Ce jeudi 15 octobre, alors que l’ambiance est morose (annonce du couvre-feu), nous retournons planifier un futur plus vert dans le Puy-de-Dôme.
Rendez-vous est pris le lendemain avec un expert d’Aquatiris (spécialiste de l’assainissement par phyto-épuration) dont l’étude est essentielle pour notre permis de construire.
Le trajet Paris-Clermont nous réserve une surprise : notre TER s’arrête dans la nuit en gare de Montargis, un colis suspect est à bord. La bonne ambiance règne parmi les voyageurs qui dansent pour se réchauffer en attendant les démineurs. Deux heures plus tard, le train redémarre et nous arrivons, les paupières lourdes, à Clermont.
Le vendredi, Rémi au volant, nous traversons des paysages brumeux dans une atmosphère fantastique.
Nous retrouvons enfin les pierres chaudes de la grange avec plaisir !
L’expert d’Aquatiris nous attend, prêt pour l’étude.
On apprend que le sol a une pente (raisonnable) d’au moins 5 % tout autour du bâtiment : cela permet d’envisager facilement l’installation du bloc de phyto-épuration.
Le coût de l’étude (comprenant l’analyse des sols et la réalisation du dossier d’assainissement) est de 580 euros. Nous achèterons sans doute ensuite leur kit, bien pratique, d’auto-construction à 3 500 euros. C’est un pôle non négligeable de notre budget !
Un petit hic à résoudre : trouver les graviers typiques pour le fond du bac, qui ne sont pas produits dans les carrières de la région.
L’expert est très optimiste sur le dossier et nous laisse entendre que ce bien est un bon investissement.
Nous rentrons rassurés par ce premier regard de spécialiste.
Le lendemain, nous avons nos deux premiers visiteurs : mon petit-frère Matthieu et sa compagne Diane (urbaniste et architecte de formation ; aussi chouette que son conjoint). Leurs regards seront déterminants.
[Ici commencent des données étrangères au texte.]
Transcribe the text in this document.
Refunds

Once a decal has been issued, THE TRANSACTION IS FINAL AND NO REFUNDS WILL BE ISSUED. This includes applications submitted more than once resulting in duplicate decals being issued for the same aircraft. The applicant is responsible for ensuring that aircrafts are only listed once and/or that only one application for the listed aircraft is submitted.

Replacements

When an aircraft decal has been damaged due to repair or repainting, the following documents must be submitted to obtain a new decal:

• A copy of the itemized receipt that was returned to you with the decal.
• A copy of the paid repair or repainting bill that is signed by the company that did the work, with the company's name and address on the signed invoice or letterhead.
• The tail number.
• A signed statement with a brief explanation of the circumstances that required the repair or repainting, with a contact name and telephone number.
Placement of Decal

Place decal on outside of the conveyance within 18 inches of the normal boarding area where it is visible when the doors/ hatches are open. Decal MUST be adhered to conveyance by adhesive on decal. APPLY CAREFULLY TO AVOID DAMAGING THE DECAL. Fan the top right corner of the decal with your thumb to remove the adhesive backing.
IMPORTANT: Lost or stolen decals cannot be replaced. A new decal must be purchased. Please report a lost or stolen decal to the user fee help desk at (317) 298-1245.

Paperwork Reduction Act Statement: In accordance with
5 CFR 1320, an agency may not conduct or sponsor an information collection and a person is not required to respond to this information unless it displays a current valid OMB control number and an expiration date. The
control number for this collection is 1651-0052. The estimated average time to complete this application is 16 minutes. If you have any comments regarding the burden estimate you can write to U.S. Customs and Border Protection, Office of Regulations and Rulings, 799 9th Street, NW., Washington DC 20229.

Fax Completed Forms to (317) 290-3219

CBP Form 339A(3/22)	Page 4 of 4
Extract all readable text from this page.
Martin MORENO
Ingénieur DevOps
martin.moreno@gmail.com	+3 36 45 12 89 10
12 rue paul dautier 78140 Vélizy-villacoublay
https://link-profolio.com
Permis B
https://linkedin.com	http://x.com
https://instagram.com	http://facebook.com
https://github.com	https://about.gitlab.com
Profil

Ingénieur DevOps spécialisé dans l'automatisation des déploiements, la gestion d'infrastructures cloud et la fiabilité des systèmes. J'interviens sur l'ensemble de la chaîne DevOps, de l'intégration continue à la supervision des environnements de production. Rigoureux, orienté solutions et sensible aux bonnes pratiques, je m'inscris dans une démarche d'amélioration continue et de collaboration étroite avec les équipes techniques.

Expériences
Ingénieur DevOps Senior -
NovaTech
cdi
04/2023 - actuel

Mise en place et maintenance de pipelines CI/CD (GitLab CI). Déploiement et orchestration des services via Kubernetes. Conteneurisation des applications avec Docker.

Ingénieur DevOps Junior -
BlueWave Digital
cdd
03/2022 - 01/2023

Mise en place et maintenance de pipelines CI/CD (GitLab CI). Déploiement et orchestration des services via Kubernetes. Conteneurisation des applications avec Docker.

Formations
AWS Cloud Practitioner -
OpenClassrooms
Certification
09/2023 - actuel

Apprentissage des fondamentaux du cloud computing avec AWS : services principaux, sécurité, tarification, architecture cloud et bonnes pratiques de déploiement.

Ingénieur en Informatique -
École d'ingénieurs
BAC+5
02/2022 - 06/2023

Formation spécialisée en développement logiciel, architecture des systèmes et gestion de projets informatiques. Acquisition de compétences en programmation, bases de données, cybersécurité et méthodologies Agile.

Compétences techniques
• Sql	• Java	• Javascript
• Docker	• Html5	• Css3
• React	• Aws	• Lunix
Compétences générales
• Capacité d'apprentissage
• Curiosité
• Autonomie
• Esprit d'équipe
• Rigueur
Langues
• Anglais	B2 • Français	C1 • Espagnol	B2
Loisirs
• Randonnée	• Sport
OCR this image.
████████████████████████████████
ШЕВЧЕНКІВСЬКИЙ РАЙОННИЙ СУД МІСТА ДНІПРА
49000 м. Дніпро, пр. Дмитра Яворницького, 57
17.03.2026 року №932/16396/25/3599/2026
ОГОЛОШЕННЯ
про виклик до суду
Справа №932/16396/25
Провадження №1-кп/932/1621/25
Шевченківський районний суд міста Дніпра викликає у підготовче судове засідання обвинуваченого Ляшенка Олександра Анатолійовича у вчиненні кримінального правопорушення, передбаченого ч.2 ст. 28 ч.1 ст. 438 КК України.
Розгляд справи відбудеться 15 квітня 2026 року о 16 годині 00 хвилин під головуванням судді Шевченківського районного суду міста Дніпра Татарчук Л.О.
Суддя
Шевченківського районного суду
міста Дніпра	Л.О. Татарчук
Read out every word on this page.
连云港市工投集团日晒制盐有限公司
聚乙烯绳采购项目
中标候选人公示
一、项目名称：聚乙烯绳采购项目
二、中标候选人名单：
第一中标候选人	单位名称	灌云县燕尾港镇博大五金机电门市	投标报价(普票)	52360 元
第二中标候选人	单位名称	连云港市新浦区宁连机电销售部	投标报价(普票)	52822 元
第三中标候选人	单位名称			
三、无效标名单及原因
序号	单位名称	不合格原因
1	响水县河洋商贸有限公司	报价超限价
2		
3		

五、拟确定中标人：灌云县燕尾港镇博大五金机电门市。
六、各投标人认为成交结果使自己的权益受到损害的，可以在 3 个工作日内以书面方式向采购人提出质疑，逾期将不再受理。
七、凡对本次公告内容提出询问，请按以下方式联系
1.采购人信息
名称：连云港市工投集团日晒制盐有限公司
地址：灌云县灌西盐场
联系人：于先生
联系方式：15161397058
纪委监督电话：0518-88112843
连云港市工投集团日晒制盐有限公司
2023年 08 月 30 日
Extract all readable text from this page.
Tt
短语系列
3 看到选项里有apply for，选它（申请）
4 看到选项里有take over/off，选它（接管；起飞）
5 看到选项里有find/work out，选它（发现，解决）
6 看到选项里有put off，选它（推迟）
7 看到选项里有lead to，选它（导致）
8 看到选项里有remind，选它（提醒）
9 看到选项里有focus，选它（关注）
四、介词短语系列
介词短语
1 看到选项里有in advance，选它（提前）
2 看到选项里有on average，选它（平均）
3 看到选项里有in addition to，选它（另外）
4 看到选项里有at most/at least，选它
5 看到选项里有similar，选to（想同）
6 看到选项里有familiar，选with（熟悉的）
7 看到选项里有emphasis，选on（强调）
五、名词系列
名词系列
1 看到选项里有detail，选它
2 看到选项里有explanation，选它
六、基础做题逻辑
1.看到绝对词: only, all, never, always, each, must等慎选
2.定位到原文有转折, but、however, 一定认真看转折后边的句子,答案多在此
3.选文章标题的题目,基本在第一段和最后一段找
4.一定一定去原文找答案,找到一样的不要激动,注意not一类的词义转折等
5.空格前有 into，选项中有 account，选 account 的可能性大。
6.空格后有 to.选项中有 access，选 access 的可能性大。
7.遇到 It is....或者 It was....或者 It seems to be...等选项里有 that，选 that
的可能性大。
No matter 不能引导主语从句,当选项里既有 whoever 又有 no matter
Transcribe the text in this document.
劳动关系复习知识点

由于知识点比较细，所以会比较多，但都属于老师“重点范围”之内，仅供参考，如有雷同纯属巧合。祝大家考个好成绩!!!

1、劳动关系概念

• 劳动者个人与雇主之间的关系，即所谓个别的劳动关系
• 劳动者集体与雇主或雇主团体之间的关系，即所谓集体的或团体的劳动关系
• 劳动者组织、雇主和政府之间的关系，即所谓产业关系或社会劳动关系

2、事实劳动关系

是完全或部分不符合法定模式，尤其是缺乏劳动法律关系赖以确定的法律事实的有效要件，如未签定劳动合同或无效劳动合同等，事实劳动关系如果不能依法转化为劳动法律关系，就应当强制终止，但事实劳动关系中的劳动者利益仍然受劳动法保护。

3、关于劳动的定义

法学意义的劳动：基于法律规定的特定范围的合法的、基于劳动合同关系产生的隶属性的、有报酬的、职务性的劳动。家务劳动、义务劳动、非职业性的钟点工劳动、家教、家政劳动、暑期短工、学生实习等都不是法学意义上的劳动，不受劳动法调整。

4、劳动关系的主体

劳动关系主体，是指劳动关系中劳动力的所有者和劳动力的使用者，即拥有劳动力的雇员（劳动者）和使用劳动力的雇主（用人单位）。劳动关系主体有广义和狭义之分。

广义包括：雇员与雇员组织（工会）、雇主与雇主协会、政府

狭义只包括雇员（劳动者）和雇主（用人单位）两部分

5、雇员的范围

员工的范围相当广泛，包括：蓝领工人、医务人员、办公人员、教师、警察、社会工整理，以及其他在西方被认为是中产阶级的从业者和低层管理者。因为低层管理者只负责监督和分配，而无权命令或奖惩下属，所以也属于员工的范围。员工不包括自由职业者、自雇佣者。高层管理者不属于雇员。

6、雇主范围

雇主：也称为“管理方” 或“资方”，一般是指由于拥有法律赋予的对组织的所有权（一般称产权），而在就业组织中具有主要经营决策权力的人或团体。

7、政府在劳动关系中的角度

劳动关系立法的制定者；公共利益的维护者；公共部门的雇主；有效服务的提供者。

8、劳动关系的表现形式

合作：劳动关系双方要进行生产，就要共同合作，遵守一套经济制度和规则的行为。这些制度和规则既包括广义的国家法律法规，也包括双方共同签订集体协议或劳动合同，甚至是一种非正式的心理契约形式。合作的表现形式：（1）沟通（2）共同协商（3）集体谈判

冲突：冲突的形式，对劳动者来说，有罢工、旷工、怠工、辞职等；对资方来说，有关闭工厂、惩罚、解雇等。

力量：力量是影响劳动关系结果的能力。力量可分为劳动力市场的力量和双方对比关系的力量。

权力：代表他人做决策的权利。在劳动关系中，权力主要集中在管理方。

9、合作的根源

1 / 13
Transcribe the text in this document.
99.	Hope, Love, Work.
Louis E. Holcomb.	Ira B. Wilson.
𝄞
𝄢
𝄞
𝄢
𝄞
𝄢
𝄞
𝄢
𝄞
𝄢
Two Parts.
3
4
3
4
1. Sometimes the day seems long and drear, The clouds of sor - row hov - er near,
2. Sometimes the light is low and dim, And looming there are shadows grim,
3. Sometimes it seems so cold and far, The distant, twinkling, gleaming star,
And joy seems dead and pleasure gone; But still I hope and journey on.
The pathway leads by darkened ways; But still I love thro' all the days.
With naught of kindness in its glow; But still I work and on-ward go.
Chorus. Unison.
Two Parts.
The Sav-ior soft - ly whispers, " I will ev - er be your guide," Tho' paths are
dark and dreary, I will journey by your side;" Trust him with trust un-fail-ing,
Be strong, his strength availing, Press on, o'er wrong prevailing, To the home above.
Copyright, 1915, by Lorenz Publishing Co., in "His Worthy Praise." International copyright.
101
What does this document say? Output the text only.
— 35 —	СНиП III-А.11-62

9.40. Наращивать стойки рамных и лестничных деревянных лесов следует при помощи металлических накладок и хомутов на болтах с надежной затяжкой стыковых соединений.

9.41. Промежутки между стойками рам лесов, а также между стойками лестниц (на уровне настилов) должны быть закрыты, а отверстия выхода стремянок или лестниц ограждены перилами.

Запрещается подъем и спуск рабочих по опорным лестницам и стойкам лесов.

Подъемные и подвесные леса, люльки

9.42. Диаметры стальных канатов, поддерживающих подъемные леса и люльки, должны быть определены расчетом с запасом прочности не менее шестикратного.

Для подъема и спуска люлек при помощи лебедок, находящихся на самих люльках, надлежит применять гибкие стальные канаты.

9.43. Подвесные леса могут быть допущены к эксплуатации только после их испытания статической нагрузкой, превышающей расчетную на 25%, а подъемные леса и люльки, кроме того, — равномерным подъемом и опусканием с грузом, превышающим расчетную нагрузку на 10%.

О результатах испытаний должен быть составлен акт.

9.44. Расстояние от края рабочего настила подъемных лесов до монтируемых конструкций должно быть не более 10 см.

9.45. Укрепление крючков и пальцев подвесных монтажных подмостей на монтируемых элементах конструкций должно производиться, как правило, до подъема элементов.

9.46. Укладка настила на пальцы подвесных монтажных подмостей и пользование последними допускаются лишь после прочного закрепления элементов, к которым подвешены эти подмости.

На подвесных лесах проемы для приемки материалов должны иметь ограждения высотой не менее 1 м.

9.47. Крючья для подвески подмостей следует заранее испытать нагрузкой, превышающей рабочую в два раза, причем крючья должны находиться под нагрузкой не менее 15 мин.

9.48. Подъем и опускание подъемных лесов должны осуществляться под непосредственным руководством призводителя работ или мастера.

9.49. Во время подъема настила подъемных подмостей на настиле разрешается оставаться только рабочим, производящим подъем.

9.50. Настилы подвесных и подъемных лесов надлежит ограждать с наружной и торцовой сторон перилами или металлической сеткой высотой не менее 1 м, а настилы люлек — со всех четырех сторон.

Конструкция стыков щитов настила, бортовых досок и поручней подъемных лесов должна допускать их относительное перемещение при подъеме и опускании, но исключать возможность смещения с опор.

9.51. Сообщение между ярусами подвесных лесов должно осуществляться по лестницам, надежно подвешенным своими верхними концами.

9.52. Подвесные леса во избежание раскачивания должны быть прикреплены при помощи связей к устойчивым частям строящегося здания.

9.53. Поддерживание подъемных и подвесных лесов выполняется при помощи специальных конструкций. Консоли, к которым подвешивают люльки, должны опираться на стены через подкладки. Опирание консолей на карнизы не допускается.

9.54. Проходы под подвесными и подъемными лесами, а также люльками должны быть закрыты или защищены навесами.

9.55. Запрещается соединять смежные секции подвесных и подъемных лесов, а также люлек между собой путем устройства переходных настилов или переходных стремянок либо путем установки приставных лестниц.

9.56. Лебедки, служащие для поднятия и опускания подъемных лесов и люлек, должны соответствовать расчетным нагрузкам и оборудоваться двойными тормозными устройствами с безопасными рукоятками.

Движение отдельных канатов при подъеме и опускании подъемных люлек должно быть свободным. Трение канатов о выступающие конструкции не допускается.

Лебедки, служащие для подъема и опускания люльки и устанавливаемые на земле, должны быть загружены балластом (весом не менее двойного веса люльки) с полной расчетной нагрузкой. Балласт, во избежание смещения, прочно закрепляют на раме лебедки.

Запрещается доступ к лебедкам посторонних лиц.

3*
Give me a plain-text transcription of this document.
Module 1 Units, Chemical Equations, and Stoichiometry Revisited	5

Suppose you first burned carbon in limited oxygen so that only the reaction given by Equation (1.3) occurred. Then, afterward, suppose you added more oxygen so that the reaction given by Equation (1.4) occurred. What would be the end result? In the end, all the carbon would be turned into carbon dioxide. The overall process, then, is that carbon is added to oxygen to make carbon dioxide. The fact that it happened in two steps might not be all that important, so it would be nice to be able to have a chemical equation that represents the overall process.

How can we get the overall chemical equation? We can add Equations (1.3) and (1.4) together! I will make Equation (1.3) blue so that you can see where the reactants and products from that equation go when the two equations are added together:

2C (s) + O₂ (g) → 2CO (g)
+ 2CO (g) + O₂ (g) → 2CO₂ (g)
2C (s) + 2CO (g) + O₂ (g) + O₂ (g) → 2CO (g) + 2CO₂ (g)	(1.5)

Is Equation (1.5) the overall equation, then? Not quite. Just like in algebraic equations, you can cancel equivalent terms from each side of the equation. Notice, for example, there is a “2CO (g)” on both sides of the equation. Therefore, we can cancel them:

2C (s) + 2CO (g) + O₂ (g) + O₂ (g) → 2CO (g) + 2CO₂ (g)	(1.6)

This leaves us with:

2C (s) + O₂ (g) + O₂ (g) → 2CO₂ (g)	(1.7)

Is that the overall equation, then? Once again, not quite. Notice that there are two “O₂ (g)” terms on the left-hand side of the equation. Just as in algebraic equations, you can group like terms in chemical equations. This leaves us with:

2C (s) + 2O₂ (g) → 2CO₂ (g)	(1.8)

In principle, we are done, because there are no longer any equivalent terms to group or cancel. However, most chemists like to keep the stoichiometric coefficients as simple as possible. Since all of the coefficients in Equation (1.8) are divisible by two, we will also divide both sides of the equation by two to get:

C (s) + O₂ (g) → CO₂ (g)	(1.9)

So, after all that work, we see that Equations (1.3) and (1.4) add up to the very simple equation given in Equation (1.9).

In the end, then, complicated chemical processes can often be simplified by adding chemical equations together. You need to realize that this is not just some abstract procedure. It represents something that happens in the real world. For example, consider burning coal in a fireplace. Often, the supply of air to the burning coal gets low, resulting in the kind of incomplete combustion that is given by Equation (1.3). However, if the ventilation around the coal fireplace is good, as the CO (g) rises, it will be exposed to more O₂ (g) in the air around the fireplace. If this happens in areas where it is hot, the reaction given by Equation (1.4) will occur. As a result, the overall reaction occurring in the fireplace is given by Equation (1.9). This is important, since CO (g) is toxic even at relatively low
La pluie nous accompagne sur le chemin, dans une ambiance joyeuse. À l’arrivée, nos invités descendent courageusement l’échelle qui mène à la partie basse de la grange. Cette fois, nous sommes équipés de lampe-torches et de télémètres : de vrais archéologues !
Nous nous changeons en fourmis. Matthieu et Rémi prennent des mesures, pendant que Diane trace les plans, et que je photographie la moindre pierre.
Le plafond du rez-de-chaussée se révèle suffisamment haut (2,50 m environ), et Diane nous confirme qu’il est bien solide, comme le sol.
Nous somme soulagés : nous pouvons envisager de les conserver.
Elle nous donne de précieux conseils et propositions d’aménagements.
Nous saluons une chauve-souris et prenons de nouvelles mesures au 1er étage, puis réouvrons la caravane qui, après un récurage intense, deviendra notre abri pour les week-ends de travaux.

Nous allons voir l’autre partie du terrain (celle de 6 500 m2) ou du défrichage nous attendra… sans doute avec l’aide de moutons ou de chèvres (le débat est bruûûlant).

Une bonne nuit, de grandes rigolades, et des délicieux fromages auvergnats plus tard, nous reprenons le train vers Paris. Diane aide Rémi à étudier le dossier de permis de construire, pendant que Matthieu écrit son scénario de jeux de rôles, et que je rêve de la prochaine visite !
La petite info : trois espèces protégées cohabitent sur la zone de la grange.